Comment nait la techno-sotériologie  ou « Le salut par glace » ?

Ce que ne parait pas suffisamment revendiquer la culture technoscientifique c’est sans doute son statut de fille de la logique eschatologique héritée du judéo-christianisme. Il semble bien y avoir un impensé messianiste dans la volonté tant de dire à la mort : « Où est ton aiguillon ? » que dans celle de persister à se poser en voie sotériologique, face aux quolibets et hoquets d’une communauté de bien-pensants criant à l’imposture, voire au blasphème.

En écho à ces deux constantes apparait la récupération de l’imagerie, de la symbolique et de la rhétorique d’une religion que l’avènement à la modernité occidentale a tenté de liquider sans jamais pouvoir l’inhumer. Couronnée de toutes les épines de l’ire anticléricale, la posture messianique semble déchirer le voile des âges, renaissant à chaque détour de symbolisme technoscientifique.

Il n’y a qu’à entendre le philosophe Max More – tête de file de l’extropianisme, courant radical du transhumanisme – se confondre en prières, pour mesurer à quel point le symbole religieux ouvrage de l’intérieur la logique technoscientifique radicale. Si le contenu de l’invocation relève de l’ironie, le geste n’en trahit pas moins une certaine culture de la génuflexion. On est loin d’un positivisme comtien tournant le dos à l’ontologie.  Bien-sûr percent les traits du sarcasme, mais More ne s’en adresse pas moins à « Mère Nature », figure allégorique d’un ordre créationniste comme en témoigne ici l’épitre de More à la « Mère »  :

« Tu nous as faits vulnérables aux maladies et aux blessures. Tu nous obliges à vieillir et à mourir, juste au moment où nous commençons à atteindre la sagesse. Tu as été avare en nous fournissant une conscience limitée des processus somatiques, cognitifs et émotionnels qui nous concernent (…) Tu nous as équipés d’une mémoire limitée, de très peu de capacité de contrôle, d’impulsions tribales et xénophobes. Et tu as oublié de nous transmettre le mode d’emploi de notre fonctionnement ! »[1]

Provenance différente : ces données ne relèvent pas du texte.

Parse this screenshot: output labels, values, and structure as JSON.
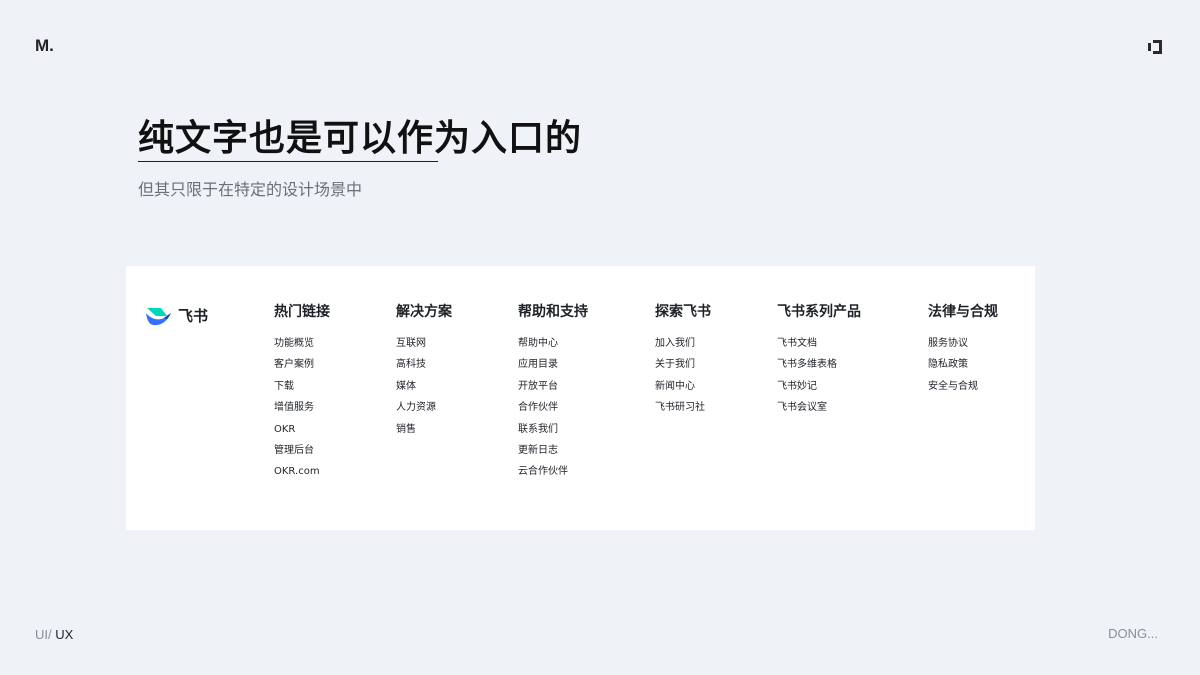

Pour autant, les arguments de l’invocation évoquent la prière dominicale – le Notre Père – qui s’ouvre sur un acte d’adoration, avant de donner dans la requête. Max More, en religieux refoulé et – sans doute œdipien – ne peut manquer de décocher une pique au père, dans le moment inaugural de vénération de la Mère. De là cette forme de prière qui aurait bien pu s’intituler le « Notre Mère qui est aux cimes » :

« Chère Mère Nature,

 Désolé de te déranger, mais nous, les humains – ta progéniture – avons des choses à te dire (peut-être peux-tu faire passer le message au Père, car il n’est apparemment jamais dans le coin). Nous voudrions te remercier pour toutes les qualités merveilleuses dont tu nous as dotés, en utilisant ta massive, bien que lente, intelligence séquencée. Tu nous as fait passer du stade de simple forme chimique autoréplicante à celui de mammifères composés de milliards de cellules. Tu nous as donné la maîtrise absolue de la planète. Tu nous as donné une espérance de vie plus longue que celle de la plupart des autres animaux. Tu nous as doté d’un cerveau complexe, qui nous confère la capacité de parler, de raisonner, d’anticiper, d’être curieux et créatifs. Tu nous as donné une capacité de compréhension de soi et d’empathie à l’égard des autres. Mère Nature, nous te sommes vraiment reconnaissants pour ce que tu as fait de nous. Il est clair que tu as fait du mieux que tu pouvais »[2]

Passé l’effort d’amabilité, place à la revendication : « Donne-nous notre pain de ce jour », disaient les apôtres, « Donne-nous notre liberté, pour toujours » semble dire Max More à une Nature que le philosophe anglais trouve purement dépassée, car le salut de l’homme se trouve dans la réforme de sa constitution, le mot employé ici de manière équivoque évoquant à la fois, la structure corporelle, voire génomique de l’homme et le champ de son agir éthique. 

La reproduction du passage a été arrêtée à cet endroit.